Older Americans who planned for retirement often generate income from several sources during retirement, including income from wages or self-employment; Social Security; pensions; and personal assets, including taxable and tax-deferred accounts. Taxes on those sources of income, mean less money for your care and enjoyment. But don’t forget state and local property taxes, state and local sales and use taxes. You might pay plenty in property taxes and sales taxes.
Remember, what you save on income taxes in one state you might pay in property taxes or sales taxes. And vice versa. What you save on property and sales taxes in one state you might pay in income taxes – so calculate for your specific retirement situation.
One more note, for those who itemize deductions, there are five types of deductible non-business taxes, including state, local and foreign income taxes; state, local and foreign real estate taxes; state, and local personal property taxes; state and local sales taxes, and qualified motor vehicle taxes.
Your specific tax burden, will depend on whether you can take advantage of these deductions.
The states are listed in order of tax friendliness from an overall tax burden point of view:
1. Alaska: Alaska doesn’t tax personal income, including Social Security benefits and pension income. And, there’s no state-imposed sales tax. This is not to say that you won’t pay any taxes in Alaska – You’ll pay other types of taxes, such as property taxes.

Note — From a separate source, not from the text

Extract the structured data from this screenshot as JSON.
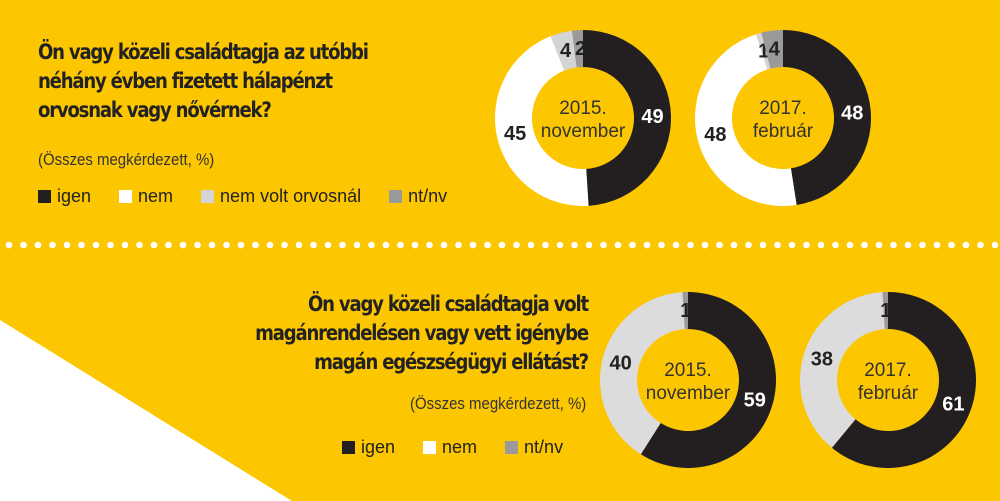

2. Nevada: This state doesn’t tax income, Social Security benefits or pension income. And its property taxes are reasonable, too. Its sales tax, however, is higher than the national average.

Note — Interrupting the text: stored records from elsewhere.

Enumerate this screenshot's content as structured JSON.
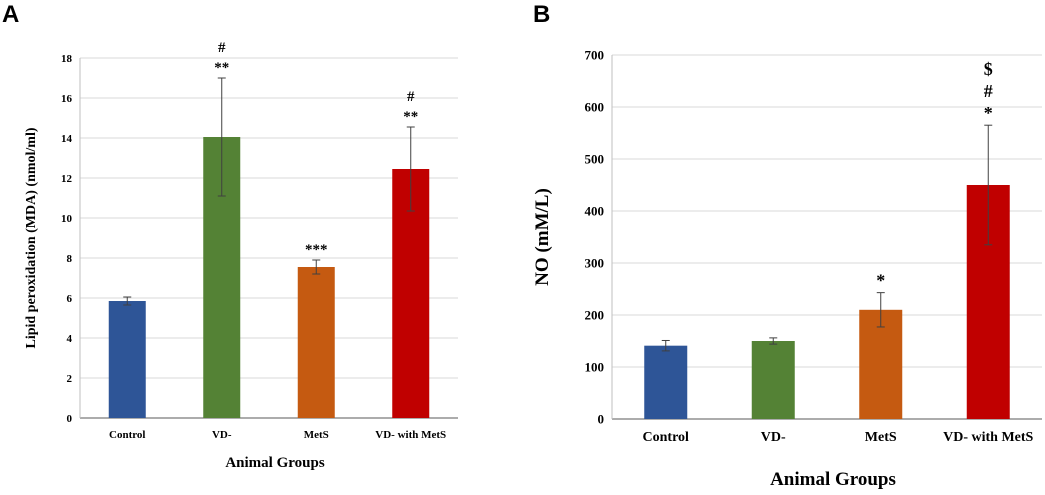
{
  "chart_data": [
    {
      "panel": "A",
      "type": "bar",
      "categories": [
        "Control",
        "VD-",
        "MetS",
        "VD- with MetS"
      ],
      "values": [
        5.85,
        14.05,
        7.55,
        12.45
      ],
      "errors": [
        0.2,
        2.95,
        0.35,
        2.1
      ],
      "colors": [
        "#2e5597",
        "#548235",
        "#c55a11",
        "#c00000"
      ],
      "annotations": [
        [],
        [
          "**",
          "#"
        ],
        [
          "***"
        ],
        [
          "**",
          "#"
        ]
      ],
      "title": "",
      "xlabel": "Animal Groups",
      "ylabel": "Lipid peroxidation (MDA) (nmol/ml)",
      "ylim": [
        0,
        18
      ],
      "yticks": [
        0,
        2,
        4,
        6,
        8,
        10,
        12,
        14,
        16,
        18
      ],
      "grid": true
    },
    {
      "panel": "B",
      "type": "bar",
      "categories": [
        "Control",
        "VD-",
        "MetS",
        "VD- with MetS"
      ],
      "values": [
        141,
        150,
        210,
        450
      ],
      "errors": [
        10,
        6,
        33,
        115
      ],
      "colors": [
        "#2e5597",
        "#548235",
        "#c55a11",
        "#c00000"
      ],
      "annotations": [
        [],
        [],
        [
          "*"
        ],
        [
          "*",
          "#",
          "$"
        ]
      ],
      "title": "",
      "xlabel": "Animal Groups",
      "ylabel": "NO (mM/L)",
      "ylim": [
        0,
        700
      ],
      "yticks": [
        0,
        100,
        200,
        300,
        400,
        500,
        600,
        700
      ],
      "grid": true
    }
  ]
}
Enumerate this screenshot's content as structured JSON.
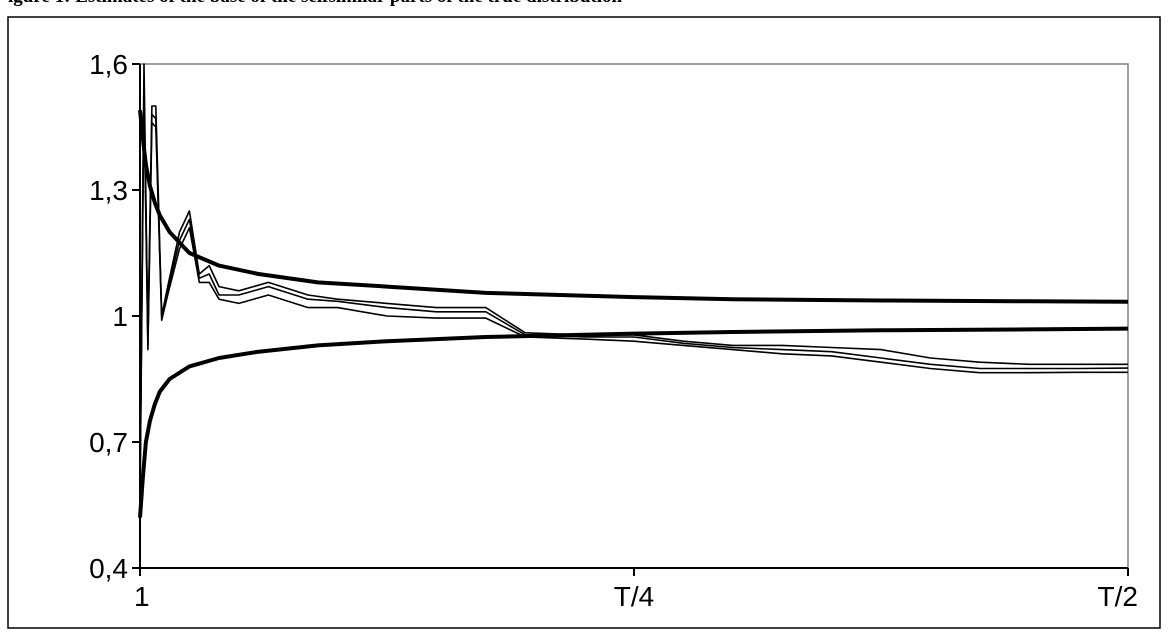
{
  "header_fragment": "igure 1: Estimates of the base of the selfsimilar parts of the true distribution",
  "chart_data": {
    "type": "line",
    "title": "",
    "xlabel": "",
    "ylabel": "",
    "x_ticks": [
      "1",
      "T/4",
      "T/2"
    ],
    "y_ticks": [
      "0,4",
      "0,7",
      "1",
      "1,3",
      "1,6"
    ],
    "y_tick_values": [
      0.4,
      0.7,
      1.0,
      1.3,
      1.6
    ],
    "xlim": [
      0,
      1
    ],
    "ylim": [
      0.4,
      1.6
    ],
    "grid": false,
    "legend": "none",
    "x_axis_note": "x values are fractions of the displayed span, 0 = tick '1', 0.5 = tick 'T/4', 1 = tick 'T/2'",
    "series": [
      {
        "x": [
          0.0,
          0.003,
          0.006,
          0.01,
          0.015,
          0.02,
          0.03,
          0.05,
          0.08,
          0.12,
          0.18,
          0.25,
          0.35,
          0.5,
          0.6,
          0.75,
          0.9,
          1.0
        ],
        "values": [
          1.49,
          1.42,
          1.36,
          1.31,
          1.27,
          1.24,
          1.2,
          1.15,
          1.12,
          1.1,
          1.08,
          1.07,
          1.055,
          1.045,
          1.04,
          1.037,
          1.035,
          1.034
        ]
      },
      {
        "x": [
          0.0,
          0.003,
          0.006,
          0.01,
          0.015,
          0.02,
          0.03,
          0.05,
          0.08,
          0.12,
          0.18,
          0.25,
          0.35,
          0.5,
          0.6,
          0.75,
          0.9,
          1.0
        ],
        "values": [
          0.52,
          0.62,
          0.7,
          0.75,
          0.79,
          0.82,
          0.85,
          0.88,
          0.9,
          0.915,
          0.93,
          0.94,
          0.95,
          0.958,
          0.962,
          0.966,
          0.968,
          0.97
        ]
      },
      {
        "x": [
          0.0,
          0.004,
          0.008,
          0.012,
          0.016,
          0.022,
          0.028,
          0.04,
          0.05,
          0.06,
          0.07,
          0.08,
          0.1,
          0.13,
          0.17,
          0.2,
          0.25,
          0.3,
          0.35,
          0.39,
          0.45,
          0.5,
          0.55,
          0.6,
          0.65,
          0.7,
          0.75,
          0.8,
          0.85,
          0.9,
          0.95,
          1.0
        ],
        "values": [
          0.6,
          1.6,
          0.95,
          1.5,
          1.5,
          1.0,
          1.07,
          1.2,
          1.25,
          1.1,
          1.12,
          1.07,
          1.06,
          1.08,
          1.05,
          1.04,
          1.03,
          1.02,
          1.02,
          0.96,
          0.955,
          0.955,
          0.94,
          0.93,
          0.93,
          0.925,
          0.92,
          0.9,
          0.89,
          0.885,
          0.885,
          0.885
        ]
      },
      {
        "x": [
          0.0,
          0.004,
          0.008,
          0.012,
          0.016,
          0.022,
          0.028,
          0.04,
          0.05,
          0.06,
          0.07,
          0.08,
          0.1,
          0.13,
          0.17,
          0.2,
          0.25,
          0.3,
          0.35,
          0.39,
          0.45,
          0.5,
          0.55,
          0.6,
          0.65,
          0.7,
          0.75,
          0.8,
          0.85,
          0.9,
          0.95,
          1.0
        ],
        "values": [
          0.58,
          1.55,
          0.93,
          1.48,
          1.47,
          1.0,
          1.06,
          1.18,
          1.23,
          1.09,
          1.1,
          1.05,
          1.05,
          1.07,
          1.04,
          1.035,
          1.02,
          1.01,
          1.01,
          0.955,
          0.95,
          0.95,
          0.935,
          0.925,
          0.92,
          0.915,
          0.9,
          0.885,
          0.875,
          0.875,
          0.875,
          0.876
        ]
      },
      {
        "x": [
          0.0,
          0.004,
          0.008,
          0.012,
          0.016,
          0.022,
          0.028,
          0.04,
          0.05,
          0.06,
          0.07,
          0.08,
          0.1,
          0.13,
          0.17,
          0.2,
          0.25,
          0.3,
          0.35,
          0.39,
          0.45,
          0.5,
          0.55,
          0.6,
          0.65,
          0.7,
          0.75,
          0.8,
          0.85,
          0.9,
          0.95,
          1.0
        ],
        "values": [
          0.56,
          1.52,
          0.92,
          1.46,
          1.45,
          0.99,
          1.05,
          1.16,
          1.21,
          1.08,
          1.08,
          1.04,
          1.03,
          1.05,
          1.02,
          1.02,
          1.0,
          0.995,
          0.995,
          0.95,
          0.945,
          0.94,
          0.93,
          0.92,
          0.91,
          0.905,
          0.89,
          0.875,
          0.865,
          0.865,
          0.866,
          0.866
        ]
      }
    ]
  }
}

3. South Dakota: The state doesn’t tax individual income, Social Security benefits or pension income. And the overall tax burden is among the lowest in the nation.
4. Wyoming: There’s no individual income tax on Social Security benefits or pension income in Wyoming but property taxes and sales taxes tend to be higher than the national average.
5. Texas: In Texas, there’s no individual income tax. But property and sales taxes tend to be higher than the rest of the nation.
6. Florida: There are plenty of reasons why people choose to retire to the Sunshine state, the low tax burden being among those reasons. There’s no individual income tax on Social Security benefits or pension income with high property and sales taxes.
7. Washington: There’s no individual income tax on Social Security benefits or pension income. But if you plan on spending lots money while in retirement watch out for the high sales tax.